Pourtant l’épidémie nous apprend ce qui nous manque vraiment, ce dont on ne peut se passer et, d’un autre côté, ces masses d’emplois qui sont à peine du travail et donc on se passe sans la moindre gêne. Là aussi, nous devrions en tirer les leçons. Beaucoup d’emplois ne sont pas du travail, mais de l’occupation parasitaire souvent grassement payée — pour ne fâcher personne, ne citons pas de noms — dont la société pourrait parfaitement se passer sans que le niveau de vie globale en souffre, bien au contraire. Peut-être même une grande partie de ce qui peut se faire en « télétravail » est-elle fondamentalement ce qu’il y a de moins important. Pas de maçonnerie en télétravail, ni de nourriture et de soin des vaches, ni de soins hospitaliers, ni de production d’électricité, d’entretien des réseaux,etc. en télétravail.Il y a un moment où on doit se confronter à la matière, au réel, qui résiste à la « société numérique », une société numérique qui d’ailleurs ponctionne une part considérable de l’énergie mondiale.

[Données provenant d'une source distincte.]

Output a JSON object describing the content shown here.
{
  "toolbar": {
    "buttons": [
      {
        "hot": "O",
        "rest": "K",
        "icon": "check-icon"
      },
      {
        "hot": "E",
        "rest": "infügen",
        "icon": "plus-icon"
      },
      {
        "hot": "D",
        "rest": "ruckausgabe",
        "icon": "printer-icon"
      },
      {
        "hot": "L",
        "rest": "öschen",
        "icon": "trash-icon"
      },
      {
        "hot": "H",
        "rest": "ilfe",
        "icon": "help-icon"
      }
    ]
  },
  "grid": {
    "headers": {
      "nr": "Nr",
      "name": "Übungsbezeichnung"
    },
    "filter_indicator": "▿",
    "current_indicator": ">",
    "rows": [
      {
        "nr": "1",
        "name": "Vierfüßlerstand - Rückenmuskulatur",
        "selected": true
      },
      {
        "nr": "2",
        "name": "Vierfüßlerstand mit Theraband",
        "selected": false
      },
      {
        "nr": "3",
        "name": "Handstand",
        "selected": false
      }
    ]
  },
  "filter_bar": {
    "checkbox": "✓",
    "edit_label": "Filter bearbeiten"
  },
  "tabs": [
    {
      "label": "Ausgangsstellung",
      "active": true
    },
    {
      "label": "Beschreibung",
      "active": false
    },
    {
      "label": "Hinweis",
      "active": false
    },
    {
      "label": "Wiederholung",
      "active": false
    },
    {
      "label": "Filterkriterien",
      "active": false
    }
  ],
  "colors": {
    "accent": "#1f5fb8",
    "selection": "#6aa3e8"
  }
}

L’épidémie est une leçon d’économie, au sens premier du terme, l’art de gérer sa maisonnée, en bon « père de famille », c’est-à-dire en faisant des économies, en réglant de la manière la plus économique nos rapports avec la nature.

IV

Ces questions et quelques autres doivent être mises sur la table et débattues. Le confinement des personnes n’est pas celui de la pensée. Toutes concourent à une remise en cause radicale et de notre système économique et de l’idéologie qui le sous-tend. C’est d’autant plus nécessaire que la situation sanitaire va déboucher une crise profonde et violente, une crise dans laquelle la survie de la grande masse exigera que soient portés des coups de hache dans la propriété capitaliste. Les 50 milliards du CICE devront passer de la poche des patrons à celle des travailleurs dépendants et indépendants — d’ailleurs on va avoir à mesurer l’ampleur des dégâts provoqués par l’ubérisation - les prolétaires embauchés par Uber n’ont rien de la protection des salariés. Les actionnaires qui se sont sucrés abondamment ces dernières années vont être mis au régime amincissant. Beaucoup de grandes entreprises vont devoir être nationalisées, sauf à disparaître. Les gouvernements libéraux eux-mêmes annoncent quelques-unes de ces mesures ; ils font du socialisme sans le dire, dans le but de sauver le capitalisme. Mais ce qui s’imposera, c’est du socialisme pour nous sauver du capitalisme. « Socialisme ou barbarie », disait Rosa Luxemburg. Nous y sommes.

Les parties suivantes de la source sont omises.